Tools#
- felupe.newtonrhapson(x0=None, fun=<function fun>, jac=<function jac>, solve=<function solve>, maxiter=16, update=<function update>, check=<function check>, args=(), kwargs={}, kwargs_solve=None, kwargs_check=None, tol=1.4901161193847656e-08, umat=None, items=None, dof1=None, dof0=None, ext0=None, solver=<function spsolve>, export_jac=False, verbose=True, timing=True)[source]#
(Nonlinear) equilibrium equations f, as a function f(x) of the unknowns x, are solved by linearization of f at given unknowns x0.
f(x0) = 0 (1)
f(x0 + dx) = f(x0) + (df/dx)(x0) dx (= 0) (2) (df/dx)(x0) dx = -f(x0)
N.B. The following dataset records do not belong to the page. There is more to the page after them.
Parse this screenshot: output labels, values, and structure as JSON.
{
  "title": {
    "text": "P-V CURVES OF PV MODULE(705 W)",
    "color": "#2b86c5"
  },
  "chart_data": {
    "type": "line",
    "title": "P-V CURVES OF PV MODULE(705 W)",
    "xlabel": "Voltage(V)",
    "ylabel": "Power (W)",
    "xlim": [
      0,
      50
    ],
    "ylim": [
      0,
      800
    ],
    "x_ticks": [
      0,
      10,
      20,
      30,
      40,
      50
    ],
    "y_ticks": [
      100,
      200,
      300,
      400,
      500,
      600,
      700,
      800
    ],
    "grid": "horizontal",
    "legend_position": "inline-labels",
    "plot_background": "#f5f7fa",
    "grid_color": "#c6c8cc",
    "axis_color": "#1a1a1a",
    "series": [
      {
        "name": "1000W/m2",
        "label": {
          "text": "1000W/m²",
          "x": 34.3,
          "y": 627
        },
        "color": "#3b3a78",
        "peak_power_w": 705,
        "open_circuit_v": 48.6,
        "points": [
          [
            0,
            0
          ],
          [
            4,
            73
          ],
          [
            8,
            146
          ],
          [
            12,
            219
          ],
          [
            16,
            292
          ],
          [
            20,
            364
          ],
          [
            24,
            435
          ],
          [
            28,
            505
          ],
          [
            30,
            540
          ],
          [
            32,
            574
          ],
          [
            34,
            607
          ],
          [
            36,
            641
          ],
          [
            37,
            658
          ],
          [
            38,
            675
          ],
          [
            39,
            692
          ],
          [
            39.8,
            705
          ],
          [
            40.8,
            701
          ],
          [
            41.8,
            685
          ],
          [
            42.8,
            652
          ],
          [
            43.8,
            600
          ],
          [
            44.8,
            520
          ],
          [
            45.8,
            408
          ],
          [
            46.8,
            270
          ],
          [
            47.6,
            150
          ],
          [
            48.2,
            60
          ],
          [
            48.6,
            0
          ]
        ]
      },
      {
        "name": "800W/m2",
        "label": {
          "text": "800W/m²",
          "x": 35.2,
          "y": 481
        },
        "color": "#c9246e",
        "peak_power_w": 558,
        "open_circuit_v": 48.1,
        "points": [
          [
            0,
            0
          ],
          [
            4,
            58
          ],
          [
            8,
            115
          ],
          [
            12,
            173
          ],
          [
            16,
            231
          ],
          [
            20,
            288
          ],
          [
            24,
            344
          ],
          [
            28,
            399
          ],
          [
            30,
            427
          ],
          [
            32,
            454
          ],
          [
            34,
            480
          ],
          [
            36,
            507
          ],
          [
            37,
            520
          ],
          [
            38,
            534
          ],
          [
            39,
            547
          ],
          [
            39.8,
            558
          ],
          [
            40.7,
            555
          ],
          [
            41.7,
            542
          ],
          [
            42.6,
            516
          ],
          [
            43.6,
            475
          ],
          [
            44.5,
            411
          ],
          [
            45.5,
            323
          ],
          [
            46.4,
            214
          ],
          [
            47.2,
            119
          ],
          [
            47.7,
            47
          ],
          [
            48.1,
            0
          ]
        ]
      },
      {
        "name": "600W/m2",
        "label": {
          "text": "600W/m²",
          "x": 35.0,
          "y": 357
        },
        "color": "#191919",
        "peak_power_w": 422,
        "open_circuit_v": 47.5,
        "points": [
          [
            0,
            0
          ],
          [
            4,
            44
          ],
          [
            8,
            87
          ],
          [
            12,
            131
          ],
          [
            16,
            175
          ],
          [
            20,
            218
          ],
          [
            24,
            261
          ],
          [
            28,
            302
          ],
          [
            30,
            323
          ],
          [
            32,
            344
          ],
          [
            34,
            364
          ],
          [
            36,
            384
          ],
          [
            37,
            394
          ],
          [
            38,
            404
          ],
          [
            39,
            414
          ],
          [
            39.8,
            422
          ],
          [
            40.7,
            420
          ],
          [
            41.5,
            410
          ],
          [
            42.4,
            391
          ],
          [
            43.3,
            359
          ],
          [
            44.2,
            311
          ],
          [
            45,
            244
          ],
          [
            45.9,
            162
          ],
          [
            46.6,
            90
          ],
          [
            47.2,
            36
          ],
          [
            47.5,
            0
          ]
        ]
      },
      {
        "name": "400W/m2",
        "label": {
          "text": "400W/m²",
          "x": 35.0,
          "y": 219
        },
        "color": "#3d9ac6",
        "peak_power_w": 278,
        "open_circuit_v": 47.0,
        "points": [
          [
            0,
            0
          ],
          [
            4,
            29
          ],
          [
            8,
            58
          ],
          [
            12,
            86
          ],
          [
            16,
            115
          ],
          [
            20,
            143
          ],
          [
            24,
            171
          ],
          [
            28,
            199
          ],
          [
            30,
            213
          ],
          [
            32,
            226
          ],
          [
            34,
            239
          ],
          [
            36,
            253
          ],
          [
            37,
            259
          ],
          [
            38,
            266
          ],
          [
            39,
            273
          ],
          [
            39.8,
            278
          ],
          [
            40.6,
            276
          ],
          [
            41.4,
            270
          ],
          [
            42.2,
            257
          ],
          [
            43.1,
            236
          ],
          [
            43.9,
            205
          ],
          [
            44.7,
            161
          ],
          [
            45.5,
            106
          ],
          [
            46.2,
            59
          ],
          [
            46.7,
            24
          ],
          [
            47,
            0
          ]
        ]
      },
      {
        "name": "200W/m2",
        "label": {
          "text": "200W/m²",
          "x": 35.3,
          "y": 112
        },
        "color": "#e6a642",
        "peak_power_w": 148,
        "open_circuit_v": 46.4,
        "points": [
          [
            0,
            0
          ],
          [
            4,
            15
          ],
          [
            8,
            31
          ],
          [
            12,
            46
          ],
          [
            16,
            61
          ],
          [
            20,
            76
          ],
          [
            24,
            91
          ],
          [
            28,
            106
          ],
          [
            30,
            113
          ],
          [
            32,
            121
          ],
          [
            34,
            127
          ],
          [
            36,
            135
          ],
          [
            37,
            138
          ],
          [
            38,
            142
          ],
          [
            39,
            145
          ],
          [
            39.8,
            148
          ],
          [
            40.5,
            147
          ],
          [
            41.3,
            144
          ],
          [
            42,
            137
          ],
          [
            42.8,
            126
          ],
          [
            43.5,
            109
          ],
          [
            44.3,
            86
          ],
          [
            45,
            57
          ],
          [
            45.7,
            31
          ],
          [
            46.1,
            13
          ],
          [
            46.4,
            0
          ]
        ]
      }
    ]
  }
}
dx = solve(df/dx(x0), -f(x0)) (3)
x = x0 + dx (4)
Repeated evaluations of Eq.(3) and Eq.(4) lead to an incrementally updated solution of x which is shown in equation (4). Herein xn refer to the inital unknowns whereas x to the updated unknowns (the subscript n+1 is dropped for readability).
dx = solve(df/dx(xn), -f(xn)) (5)
x = xn + dx (6)
Eq.(5) and Eq.(6) are repeated until check(dx, x, f) returns True.